The group will open for K.C. and the Sunshine Band in a ‘70s Retro Show on Jan. 2 at the House of Blues. If that was not enough, Sound Magazine has also gotten involved in a CD tribute to another ‘70s band, KISS.
Sound Magazine has just recorded a Partridge-esque version of the Kiss song “Shout It Out Loud” for the upcoming CD titled “KAOL 2--Creatures of the Net.”
So, for those who are keeping score, what we have here is: a tribute band to one 1970s act paying tribute to another ‘70s act, but performing the material as if they were the original ‘70s act.
Whew!
You remember KISS, the band that performed in Kabuki-style makeup led by a singer with the serpentine tongue?
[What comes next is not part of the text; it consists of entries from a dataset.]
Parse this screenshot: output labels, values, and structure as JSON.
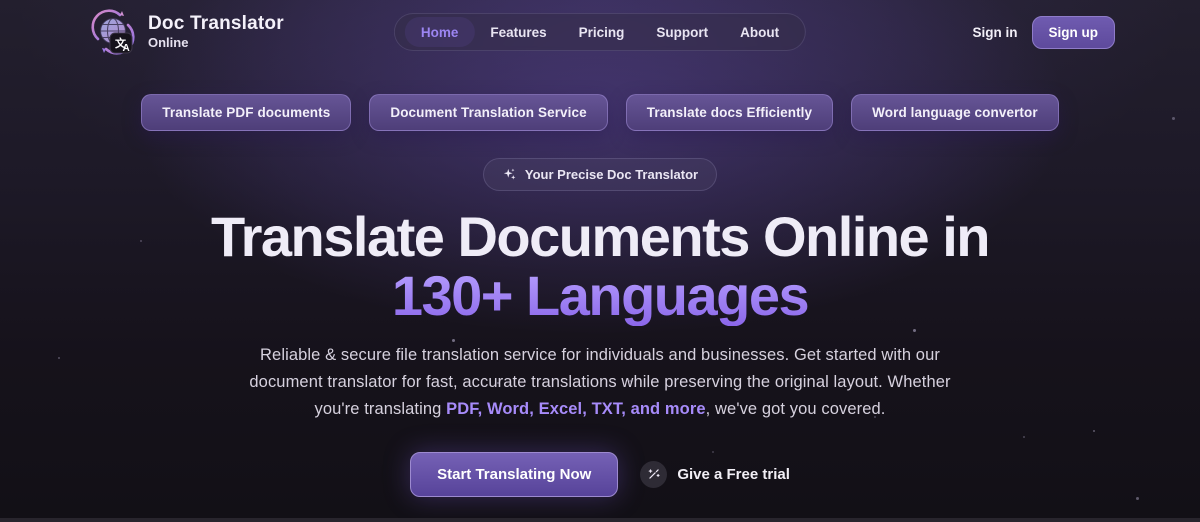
{
  "header": {
    "brand": {
      "title": "Doc Translator",
      "subtitle": "Online",
      "logo_icon": "globe-translate-icon"
    },
    "nav": {
      "items": [
        {
          "label": "Home",
          "active": true
        },
        {
          "label": "Features",
          "active": false
        },
        {
          "label": "Pricing",
          "active": false
        },
        {
          "label": "Support",
          "active": false
        },
        {
          "label": "About",
          "active": false
        }
      ]
    },
    "signin_label": "Sign in",
    "signup_label": "Sign up"
  },
  "keyword_pills": [
    "Translate PDF documents",
    "Document Translation Service",
    "Translate docs Efficiently",
    "Word language convertor"
  ],
  "hero": {
    "badge": {
      "icon": "sparkles-icon",
      "label": "Your Precise Doc Translator"
    },
    "title_line1": "Translate Documents Online in",
    "title_line2": "130+ Languages",
    "description_part1": "Reliable & secure file translation service for individuals and businesses. Get started with our document translator for fast, accurate translations while preserving the original layout. Whether you're translating ",
    "description_highlight": "PDF, Word, Excel, TXT, and more",
    "description_part2": ", we've got you covered.",
    "cta_primary_label": "Start Translating Now",
    "cta_secondary": {
      "icon": "wand-icon",
      "label": "Give a Free trial"
    }
  },
  "colors": {
    "accent_purple": "#8b67ea",
    "accent_light_purple": "#a78bfa",
    "nav_active": "#9c85f2",
    "pill_gradient_top": "#665596",
    "pill_gradient_bottom": "#4e3e79",
    "signup_button": "#64519f",
    "background_top": "#231f2e",
    "background_bottom": "#121016"
  }
}
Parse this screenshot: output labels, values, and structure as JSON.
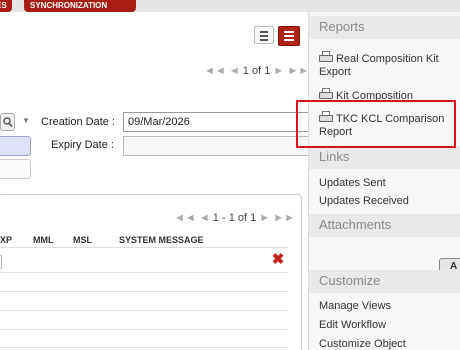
{
  "topbar": {
    "tab_prev": "ES",
    "tab_sync": "SYNCHRONIZATION"
  },
  "main": {
    "top_pager": {
      "first": "◄◄",
      "prev": "◄",
      "page": "1 of 1",
      "next": "►",
      "last": "►►"
    },
    "filters": {
      "creation_label": "Creation Date :",
      "creation_value": "09/Mar/2026",
      "expiry_label": "Expiry Date :",
      "expiry_value": ""
    },
    "grid": {
      "pager": {
        "first": "◄◄",
        "prev": "◄",
        "range": "1 - 1 of 1",
        "next": "►",
        "last": "►►"
      },
      "columns": [
        "XP",
        "MML",
        "MSL",
        "SYSTEM MESSAGE"
      ]
    }
  },
  "sidebar": {
    "reports_title": "Reports",
    "reports": [
      "Real Composition Kit Export",
      "Kit Composition",
      "TKC KCL Comparison Report"
    ],
    "links_title": "Links",
    "links": [
      "Updates Sent",
      "Updates Received"
    ],
    "attachments_title": "Attachments",
    "attachments_add": "A",
    "customize_title": "Customize",
    "customize": [
      "Manage Views",
      "Edit Workflow",
      "Customize Object"
    ]
  },
  "colors": {
    "brand_red": "#a81d12",
    "highlight": "#d4151b",
    "delete_red": "#c0241a"
  }
}
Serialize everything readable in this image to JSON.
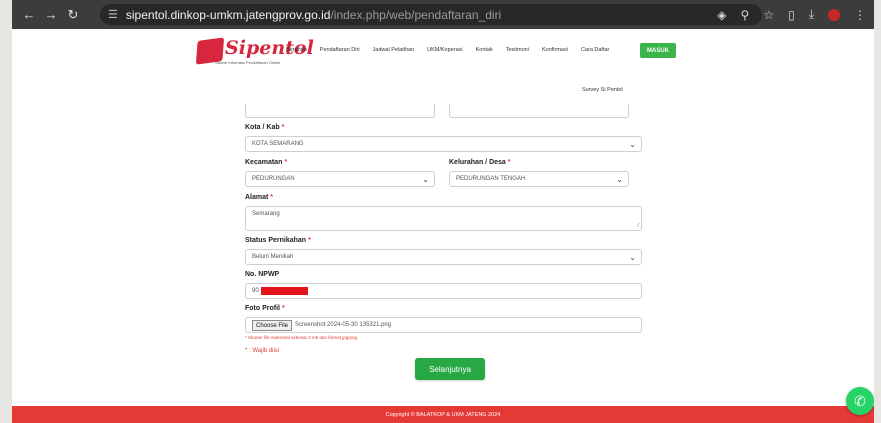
{
  "browser": {
    "url_host": "sipentol.dinkop-umkm.jatengprov.go.id",
    "url_path": "/index.php/web/pendaftaran_diri"
  },
  "header": {
    "logo_text": "Sipentol",
    "logo_sub": "Sistem Informasi Pendaftaran Online",
    "menu": [
      "Beranda",
      "Pendaftaran Diri",
      "Jadwal Pelatihan",
      "UKM/Koperasi",
      "Kontak",
      "Testimoni",
      "Konfirmasi",
      "Cara Daftar"
    ],
    "login_label": "MASUK",
    "survey_link": "Survey Si Pentol"
  },
  "form": {
    "kota_label": "Kota / Kab",
    "kota_value": "KOTA SEMARANG",
    "kecamatan_label": "Kecamatan",
    "kecamatan_value": "PEDURUNGAN",
    "kelurahan_label": "Kelurahan / Desa",
    "kelurahan_value": "PEDURUNGAN TENGAH",
    "alamat_label": "Alamat",
    "alamat_value": "Semarang",
    "status_label": "Status Pernikahan",
    "status_value": "Belum Menikah",
    "npwp_label": "No. NPWP",
    "npwp_value": "90",
    "foto_label": "Foto Profil",
    "choose_file_label": "Choose File",
    "file_name": "Screenshot 2024-05-30 135321.png",
    "foto_hint": "* Ukuran file maksimal sebesar 3 mb dan format jpg/png",
    "required_mark": "*",
    "wajib_note": "* : Wajib diisi",
    "next_label": "Selanjutnya"
  },
  "footer": {
    "copyright": "Copyright © BALATKOP & UKM JATENG 2024"
  },
  "colors": {
    "accent_red": "#e53935",
    "green": "#28a745",
    "whatsapp": "#25d366"
  }
}
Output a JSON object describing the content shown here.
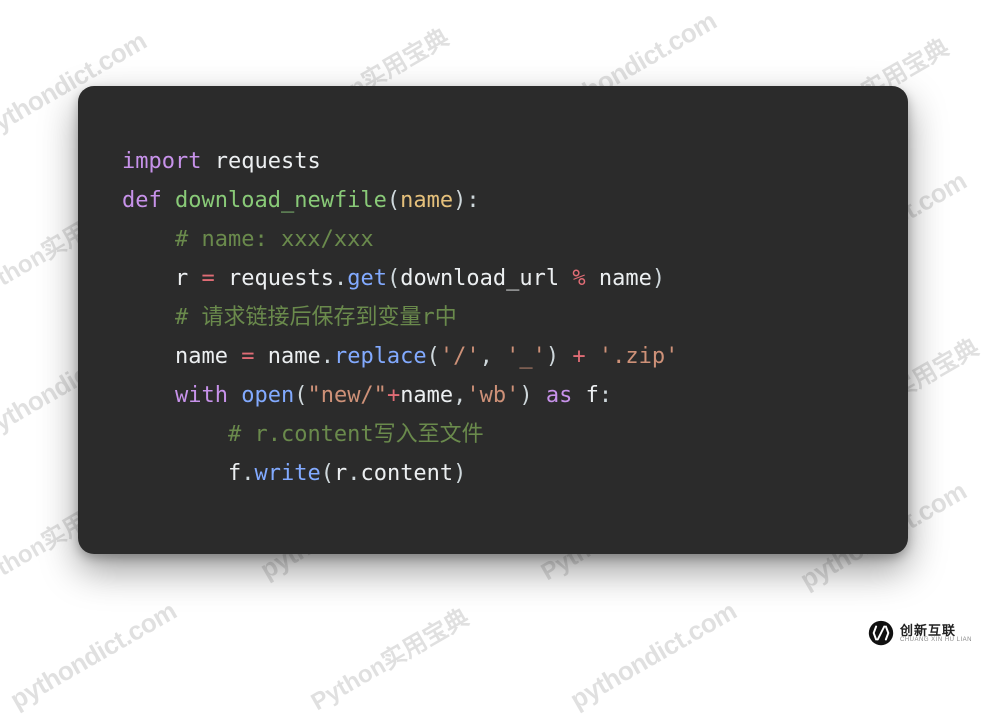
{
  "watermark": {
    "text": "pythondict.com",
    "cn": "Python实用宝典"
  },
  "code": {
    "l1": {
      "import": "import",
      "module": "requests"
    },
    "l2": {
      "def": "def",
      "fname": "download_newfile",
      "param": "name"
    },
    "l3": {
      "comment": "# name: xxx/xxx"
    },
    "l4": {
      "r": "r",
      "eq": "=",
      "lib": "requests",
      "get": "get",
      "arg1": "download_url",
      "pct": "%",
      "arg2": "name"
    },
    "l5": {
      "comment": "# 请求链接后保存到变量r中"
    },
    "l6": {
      "name": "name",
      "eq": "=",
      "obj": "name",
      "method": "replace",
      "s1": "'/'",
      "s2": "'_'",
      "plus": "+",
      "s3": "'.zip'"
    },
    "l7": {
      "with": "with",
      "open": "open",
      "s1": "\"new/\"",
      "plus": "+",
      "arg": "name",
      "s2": "'wb'",
      "as": "as",
      "f": "f"
    },
    "l8": {
      "comment": "# r.content写入至文件"
    },
    "l9": {
      "f": "f",
      "write": "write",
      "r": "r",
      "content": "content"
    }
  },
  "footer": {
    "cn": "创新互联",
    "en": "CHUANG XIN HU LIAN"
  }
}
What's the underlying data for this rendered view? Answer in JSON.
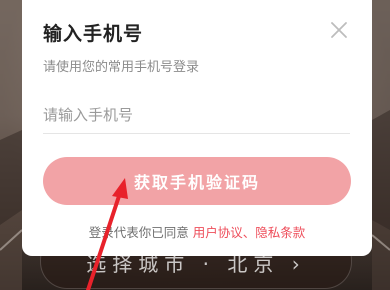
{
  "dialog": {
    "title": "输入手机号",
    "subtitle": "请使用您的常用手机号登录",
    "phone_placeholder": "请输入手机号",
    "phone_value": "",
    "code_button_label": "获取手机验证码",
    "agreement_prefix": "登录代表你已同意",
    "user_agreement_label": "用户协议",
    "separator": "、",
    "privacy_label": "隐私条款",
    "close_icon": "close-icon"
  },
  "background": {
    "select_city_text": "选择城市 · 北京 ›"
  },
  "colors": {
    "accent": "#ee4d5a",
    "button_disabled": "#f2a3a6",
    "annotation_arrow": "#e8222b"
  }
}
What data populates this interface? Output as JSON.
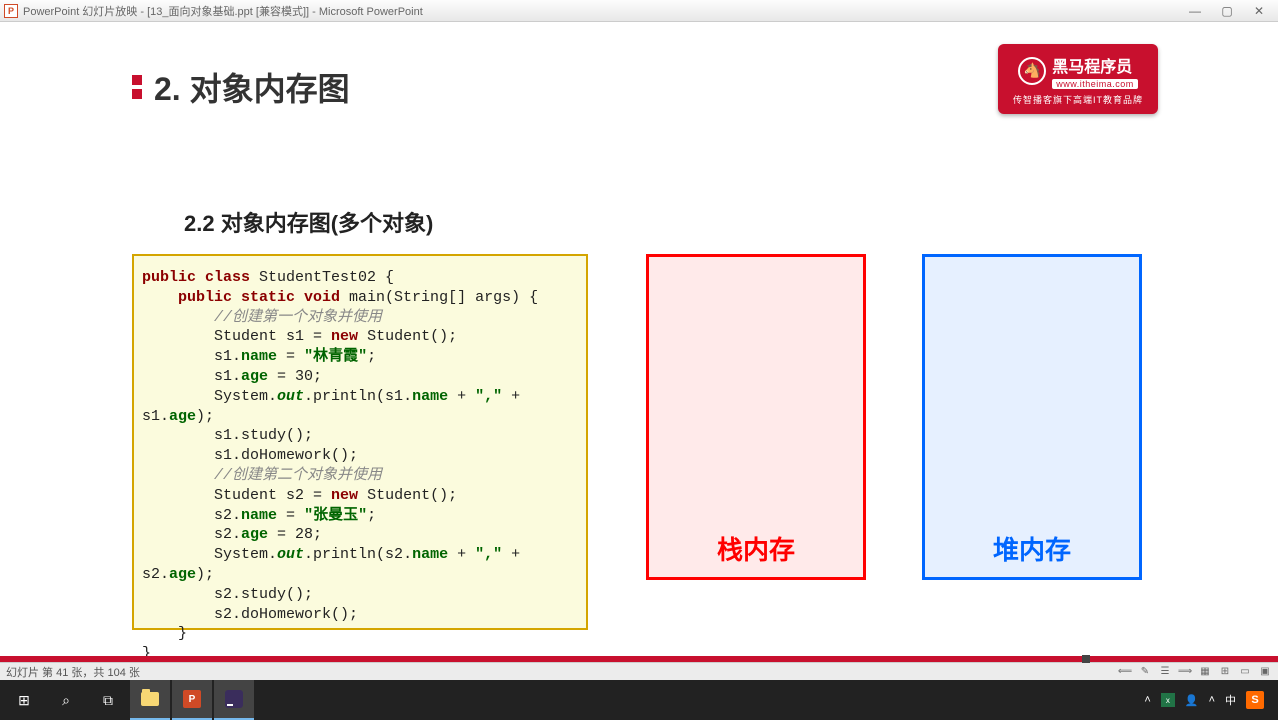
{
  "window": {
    "app_icon_letter": "P",
    "title": "PowerPoint 幻灯片放映 - [13_面向对象基础.ppt [兼容模式]] - Microsoft PowerPoint"
  },
  "logo": {
    "name": "黑马程序员",
    "url": "www.itheima.com",
    "tagline": "传智播客旗下高端IT教育品牌"
  },
  "slide": {
    "section_number": "2.",
    "section_title": "对象内存图",
    "sub_heading": "2.2 对象内存图(多个对象)",
    "code": {
      "l1_kw1": "public class",
      "l1_rest": " StudentTest02 {",
      "l2_kw1": "public static void",
      "l2_rest": " main(String[] args) {",
      "l3_cm": "//创建第一个对象并使用",
      "l4a": "Student s1 = ",
      "l4_kw": "new",
      "l4b": " Student();",
      "l5a": "s1.",
      "l5f": "name",
      "l5b": " = ",
      "l5s": "\"林青霞\"",
      "l5c": ";",
      "l6a": "s1.",
      "l6f": "age",
      "l6b": " = 30;",
      "l7a": "System.",
      "l7i": "out",
      "l7b": ".println(s1.",
      "l7f1": "name",
      "l7c": " + ",
      "l7s": "\",\"",
      "l7d": " + s1.",
      "l7f2": "age",
      "l7e": ");",
      "l8": "s1.study();",
      "l9": "s1.doHomework();",
      "l10_cm": "//创建第二个对象并使用",
      "l11a": "Student s2 = ",
      "l11_kw": "new",
      "l11b": " Student();",
      "l12a": "s2.",
      "l12f": "name",
      "l12b": " = ",
      "l12s": "\"张曼玉\"",
      "l12c": ";",
      "l13a": "s2.",
      "l13f": "age",
      "l13b": " = 28;",
      "l14a": "System.",
      "l14i": "out",
      "l14b": ".println(s2.",
      "l14f1": "name",
      "l14c": " + ",
      "l14s": "\",\"",
      "l14d": " + s2.",
      "l14f2": "age",
      "l14e": ");",
      "l15": "s2.study();",
      "l16": "s2.doHomework();",
      "l17": "}",
      "l18": "}"
    },
    "stack_label": "栈内存",
    "heap_label": "堆内存"
  },
  "status": {
    "slide_counter": "幻灯片 第 41 张，共 104 张"
  },
  "taskbar": {
    "ime": "中",
    "people": "👤"
  }
}
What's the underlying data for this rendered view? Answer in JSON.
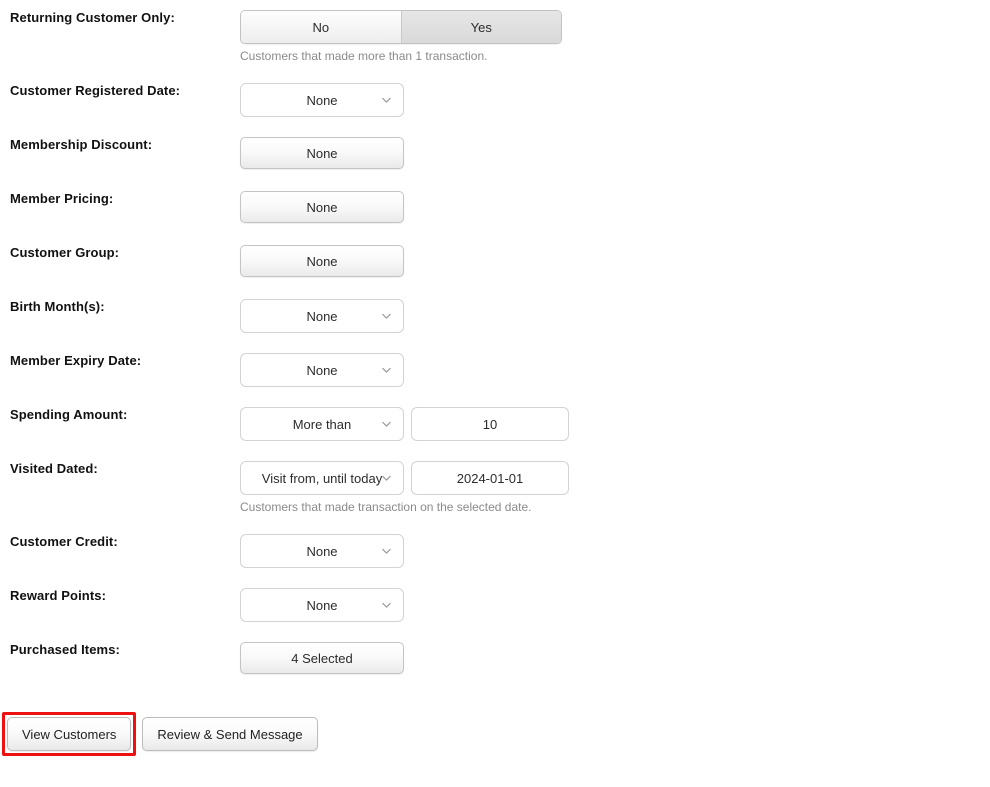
{
  "theme": {
    "highlight_color": "#ee1111",
    "label_color": "#111111",
    "help_text_color": "#8a8a8a",
    "control_text_color": "#2c2c2c"
  },
  "form": {
    "rows": [
      {
        "label": "Returning Customer Only:",
        "type": "toggle",
        "options": [
          "No",
          "Yes"
        ],
        "selected": "Yes",
        "help": "Customers that made more than 1 transaction."
      },
      {
        "label": "Customer Registered Date:",
        "type": "select",
        "value": "None"
      },
      {
        "label": "Membership Discount:",
        "type": "button",
        "value": "None"
      },
      {
        "label": "Member Pricing:",
        "type": "button",
        "value": "None"
      },
      {
        "label": "Customer Group:",
        "type": "button",
        "value": "None"
      },
      {
        "label": "Birth Month(s):",
        "type": "select",
        "value": "None"
      },
      {
        "label": "Member Expiry Date:",
        "type": "select",
        "value": "None"
      },
      {
        "label": "Spending Amount:",
        "type": "select-input",
        "value": "More than",
        "input_value": "10"
      },
      {
        "label": "Visited Dated:",
        "type": "select-input",
        "value": "Visit from, until today",
        "input_value": "2024-01-01",
        "help": "Customers that made transaction on the selected date."
      },
      {
        "label": "Customer Credit:",
        "type": "select",
        "value": "None"
      },
      {
        "label": "Reward Points:",
        "type": "select",
        "value": "None"
      },
      {
        "label": "Purchased Items:",
        "type": "button",
        "value": "4 Selected"
      }
    ]
  },
  "footer": {
    "view_customers_label": "View Customers",
    "review_send_label": "Review & Send Message"
  },
  "icons": {
    "chevron_down": "chevron-down-icon"
  }
}
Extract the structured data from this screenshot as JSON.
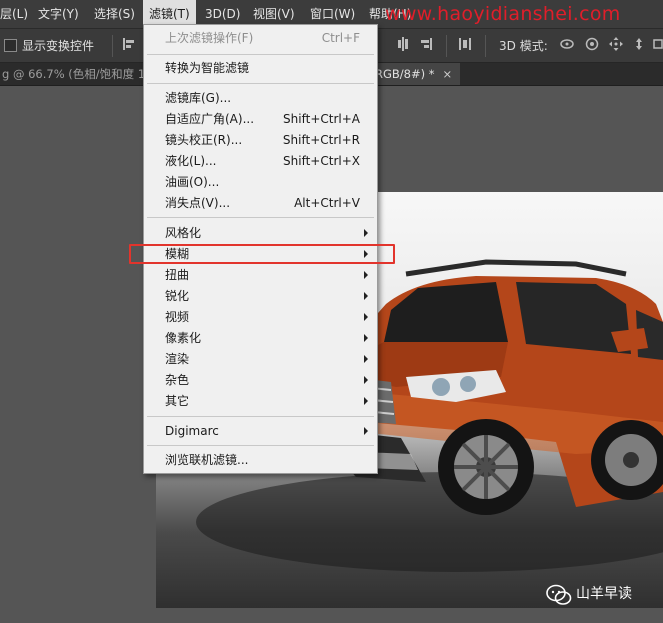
{
  "menubar": {
    "items": [
      {
        "label": "层(L)"
      },
      {
        "label": "文字(Y)"
      },
      {
        "label": "选择(S)"
      },
      {
        "label": "滤镜(T)"
      },
      {
        "label": "3D(D)"
      },
      {
        "label": "视图(V)"
      },
      {
        "label": "窗口(W)"
      },
      {
        "label": "帮助(H)"
      }
    ],
    "watermark": "www.haoyidianshei.com"
  },
  "options_bar": {
    "show_transform_controls_label": "显示变换控件",
    "mode_3d_label": "3D 模式:"
  },
  "tabs": {
    "doc1": "g @ 66.7% (色相/饱和度 1",
    "doc2": "RGB/8#) *",
    "close": "×"
  },
  "filter_menu": {
    "last_filter": {
      "label": "上次滤镜操作(F)",
      "shortcut": "Ctrl+F"
    },
    "convert_smart": {
      "label": "转换为智能滤镜"
    },
    "filter_gallery": {
      "label": "滤镜库(G)..."
    },
    "adaptive_wide_angle": {
      "label": "自适应广角(A)...",
      "shortcut": "Shift+Ctrl+A"
    },
    "lens_correction": {
      "label": "镜头校正(R)...",
      "shortcut": "Shift+Ctrl+R"
    },
    "liquify": {
      "label": "液化(L)...",
      "shortcut": "Shift+Ctrl+X"
    },
    "oil_paint": {
      "label": "油画(O)..."
    },
    "vanishing_point": {
      "label": "消失点(V)...",
      "shortcut": "Alt+Ctrl+V"
    },
    "submenus": [
      {
        "label": "风格化"
      },
      {
        "label": "模糊"
      },
      {
        "label": "扭曲"
      },
      {
        "label": "锐化"
      },
      {
        "label": "视频"
      },
      {
        "label": "像素化"
      },
      {
        "label": "渲染"
      },
      {
        "label": "杂色"
      },
      {
        "label": "其它"
      }
    ],
    "digimarc": {
      "label": "Digimarc"
    },
    "browse_online": {
      "label": "浏览联机滤镜..."
    }
  },
  "credit": "山羊早读",
  "colors": {
    "highlight": "#e2342c",
    "watermark": "#e01e2a",
    "car_body": "#b4461a"
  }
}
And the Partridge Family--Shirley Jones, David Cassidy--wholesome, pretty, all-American.
“It does seem an unlikely mix,” admitted Sound Magazine leader Howard Pattow.
Sound Magazine’s version of “Shout It Out Loud” was mixed by Bob Ezrin, who produced the original track for Kiss’ 1976 album “Destroyer.”
“It was a challenge to go into the studio with the original KISS version and then ask ourselves, ‘OK, now how would Wes Farrell [producer of the original Partridge Family records] have approached this tune?’ ” Pattow said. “In a way, our version of ‘Shout It Out Loud’ sounds like an unreleased Partridge Family song.”
Proceeds from the Kiss tribute album will go to the Children’s Hospital of Wisconsin in the name of Eric Carr, the former KISS drummer who died in 1991 of cancer. It’s due out in January.